Contents
American researchers have developed an algorithm that independently selects the soundtrack for a silent video
What’s going on
- A group of researchers from Carnegie Mellon University (Pennsylvania, USA) and the Runway company created an algorithm for voicing video: depending on the picture in the frame, the neural network independently selects the necessary sounds.
- The development was called Soundify. Its work is divided into three stages: first, the algorithm detects sound sources and classifies them – these can be specific objects or places with a characteristic background sound (road, cafe, and so on).
- The algorithm then uses the Epidemic Sound database, which contains about 90 sounds, to find the desired sound. For each scene, Soundify selects the five most likely sound effects: one of them is installed by default, but the user can enable additional ones.
- At the second stage, the algorithm sets the time intervals for the sound of each effect, depending on how long the object has been in the frame.
- At the last stage, the neural network breaks each scene into seconds and selects the necessary volume parameters to ensure realistic sound.
- Soundify is supposed to make it easier for editors to work with video without sound – primarily for drone filming, since the latter, as a rule, lack a microphone.
What does it mean
“Smart” algorithms once again prove their effectiveness in working with massive amounts of data.

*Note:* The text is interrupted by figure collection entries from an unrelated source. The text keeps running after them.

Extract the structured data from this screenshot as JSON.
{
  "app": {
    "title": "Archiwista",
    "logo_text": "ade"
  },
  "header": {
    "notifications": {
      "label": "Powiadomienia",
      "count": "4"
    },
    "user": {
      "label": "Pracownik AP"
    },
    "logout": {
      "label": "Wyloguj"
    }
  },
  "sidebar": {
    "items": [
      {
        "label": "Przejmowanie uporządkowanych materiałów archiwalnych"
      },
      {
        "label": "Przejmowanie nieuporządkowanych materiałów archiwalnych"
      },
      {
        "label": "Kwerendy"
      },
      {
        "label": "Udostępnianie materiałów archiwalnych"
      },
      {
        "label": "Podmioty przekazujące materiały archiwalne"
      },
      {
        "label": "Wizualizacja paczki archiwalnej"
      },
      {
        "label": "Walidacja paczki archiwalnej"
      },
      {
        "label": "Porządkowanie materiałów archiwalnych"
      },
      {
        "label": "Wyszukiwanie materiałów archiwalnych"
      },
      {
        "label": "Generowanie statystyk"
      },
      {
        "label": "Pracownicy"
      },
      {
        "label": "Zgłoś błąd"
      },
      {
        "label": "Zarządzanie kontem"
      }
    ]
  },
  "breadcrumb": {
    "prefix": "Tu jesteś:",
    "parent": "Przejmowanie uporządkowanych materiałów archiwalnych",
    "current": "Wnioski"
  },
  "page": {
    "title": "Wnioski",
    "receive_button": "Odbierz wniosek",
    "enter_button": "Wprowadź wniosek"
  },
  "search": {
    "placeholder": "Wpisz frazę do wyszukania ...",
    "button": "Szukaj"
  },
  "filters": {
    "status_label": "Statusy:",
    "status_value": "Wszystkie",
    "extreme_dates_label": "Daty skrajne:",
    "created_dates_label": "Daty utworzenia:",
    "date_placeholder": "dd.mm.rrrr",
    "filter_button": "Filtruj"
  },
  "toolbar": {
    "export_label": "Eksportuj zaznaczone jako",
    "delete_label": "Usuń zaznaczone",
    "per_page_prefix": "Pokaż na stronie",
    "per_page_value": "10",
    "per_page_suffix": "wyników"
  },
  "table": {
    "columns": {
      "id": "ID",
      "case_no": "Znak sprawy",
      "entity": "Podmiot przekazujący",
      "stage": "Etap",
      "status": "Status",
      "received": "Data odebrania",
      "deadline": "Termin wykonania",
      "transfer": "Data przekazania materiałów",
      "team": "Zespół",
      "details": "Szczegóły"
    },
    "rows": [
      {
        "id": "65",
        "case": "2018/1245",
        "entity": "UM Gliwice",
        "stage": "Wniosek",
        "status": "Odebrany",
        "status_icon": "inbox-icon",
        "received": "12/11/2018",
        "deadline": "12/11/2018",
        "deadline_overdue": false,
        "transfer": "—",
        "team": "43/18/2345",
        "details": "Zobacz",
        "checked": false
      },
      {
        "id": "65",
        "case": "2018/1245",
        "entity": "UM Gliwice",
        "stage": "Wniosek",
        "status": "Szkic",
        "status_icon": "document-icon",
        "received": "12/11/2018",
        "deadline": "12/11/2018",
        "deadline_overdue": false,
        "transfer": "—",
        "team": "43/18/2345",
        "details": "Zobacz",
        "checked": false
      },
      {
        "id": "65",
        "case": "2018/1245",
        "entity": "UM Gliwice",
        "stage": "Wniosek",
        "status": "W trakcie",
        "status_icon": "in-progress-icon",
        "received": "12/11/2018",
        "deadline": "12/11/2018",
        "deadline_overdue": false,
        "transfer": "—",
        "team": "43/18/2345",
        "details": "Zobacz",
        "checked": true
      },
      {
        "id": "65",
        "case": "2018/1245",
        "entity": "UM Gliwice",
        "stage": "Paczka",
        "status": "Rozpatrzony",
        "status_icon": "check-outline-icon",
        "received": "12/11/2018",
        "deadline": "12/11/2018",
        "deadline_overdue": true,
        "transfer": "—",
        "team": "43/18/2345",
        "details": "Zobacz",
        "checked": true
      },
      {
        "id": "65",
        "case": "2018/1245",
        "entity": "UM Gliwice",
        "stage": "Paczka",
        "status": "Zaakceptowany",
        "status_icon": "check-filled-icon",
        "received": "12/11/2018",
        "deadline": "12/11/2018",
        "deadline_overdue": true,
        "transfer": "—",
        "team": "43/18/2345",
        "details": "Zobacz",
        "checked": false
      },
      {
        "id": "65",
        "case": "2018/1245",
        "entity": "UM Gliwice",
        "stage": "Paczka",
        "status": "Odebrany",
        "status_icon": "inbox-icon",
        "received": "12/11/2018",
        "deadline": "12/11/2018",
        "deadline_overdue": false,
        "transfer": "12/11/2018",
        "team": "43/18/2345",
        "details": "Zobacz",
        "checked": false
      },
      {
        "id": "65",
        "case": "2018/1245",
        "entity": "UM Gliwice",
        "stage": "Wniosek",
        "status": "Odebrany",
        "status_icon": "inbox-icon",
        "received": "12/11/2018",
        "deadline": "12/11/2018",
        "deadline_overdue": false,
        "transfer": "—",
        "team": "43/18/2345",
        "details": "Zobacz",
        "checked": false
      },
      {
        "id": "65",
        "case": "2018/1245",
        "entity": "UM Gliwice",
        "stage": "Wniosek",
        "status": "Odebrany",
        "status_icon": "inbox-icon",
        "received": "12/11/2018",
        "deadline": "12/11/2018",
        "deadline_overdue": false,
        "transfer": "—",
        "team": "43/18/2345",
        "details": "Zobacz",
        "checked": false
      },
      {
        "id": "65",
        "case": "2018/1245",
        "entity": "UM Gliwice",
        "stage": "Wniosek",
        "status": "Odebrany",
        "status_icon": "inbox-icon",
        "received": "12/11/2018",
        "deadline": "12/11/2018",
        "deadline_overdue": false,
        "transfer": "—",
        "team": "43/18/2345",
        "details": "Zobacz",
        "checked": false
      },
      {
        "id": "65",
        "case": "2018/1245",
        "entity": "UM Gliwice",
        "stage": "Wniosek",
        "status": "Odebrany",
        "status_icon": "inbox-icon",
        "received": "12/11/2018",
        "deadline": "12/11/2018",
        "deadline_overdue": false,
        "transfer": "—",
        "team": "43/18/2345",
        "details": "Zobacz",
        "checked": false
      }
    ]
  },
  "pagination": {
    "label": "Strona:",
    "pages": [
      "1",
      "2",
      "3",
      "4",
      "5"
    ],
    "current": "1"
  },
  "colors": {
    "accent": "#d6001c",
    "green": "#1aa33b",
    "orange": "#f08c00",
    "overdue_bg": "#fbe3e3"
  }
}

In this case, the neural network can greatly facilitate the painstaking and time-consuming work of selecting and editing sound in a video. It is worth noting that earlier scientists from the Massachusetts Institute of Technology and the Stanford Laboratory also tried to train the neural network to voice the video, however, the developed artificial intelligence system could only generate the sounds that are obtained by contact with the object and made mistakes when moving quickly.
Until recently, the interest of researchers in the field of neural networks in sound effects was limited to speech recognition systems – most of us are familiar with such voice assistants as Siri (Apple), Alexa (Amazon) and Alice (Yandex).
It is worth noting that earlier artificial intelligence was also trained to generate images based on a text description — in October 2021, Sber introduced the ruDALL-E neural network.